Click the Add Org link and the UI will prompt you for the new organization name and properties. Enter your values, then click the Generate Org Artifacts button.

Verify generated artifacts

The newly generated crypto artifacts (as well as an updated config block <your_org_name>_update_in_envelope.pb file) for your organization will be on disk. This screen allows you to open the containing folders to verify their existence and contents.

Sign the PB file

The config PB file will need to be signed by the consortium (based upon policy settings). To do this, the following command must be issued: peer channel signconfigtx -f /path/to/file/<your_org_name>_update_in_envelope.pb

This can be accomplished in one of two ways:

  1. Connect a shell/terminal to the CLI container for HLF, and issue the command. Note: This approach also requires you to expose the .pb file to the running container. This can be accomplished by copying it into an already mapped folder (check your docker compose yaml file and look for the mapped volumes, copy it to one of those folders).
  2. Install the HLF binaries onto your system and issue the command from a command prompt.

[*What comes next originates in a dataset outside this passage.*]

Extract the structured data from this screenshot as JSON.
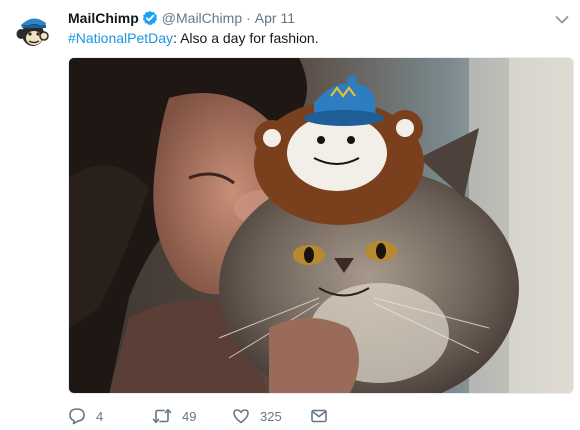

Execute an update transaction in HLF

Now that the PB file has been signed, it is time to issue the update to the HLF config. The following command must be issued:

peer channel update -f /path/to/file/<your_org_name>_update_in_envelope.pb -c $CHANNEL_NAME -o $ORDERER_ADDRESS:$ORDERER_PORT --tls --cafile $ORDERER_CA

This example uses pre-set environment variables, as follows:

  • $CHANNEL_NAME: The name of the channel to execute the update against. (e.g. mychannel)
  • $ORDERER_ADDRESS: The domain name location of the orderer node (e.g. orderer.example.com)
  • $ORDERER_PORT: The port number on which the orderer is listening (e.g. 7050)
  • $ORDERER_CA: The path to the generated .pem file for the new organization (e.g. /path/to/file/<your_org_name>/tlsca/tlsca.<your_org_name>-cert.pem)

You may certainly skip the use of environment variables and substitute the correct values in the command, instead.

Verify

Upon successfull execution of the update command (above), you should see a message similar to the following:

Successfully submitted channel update

You can verify the execution by inspecting the latest/current HLF configuration block.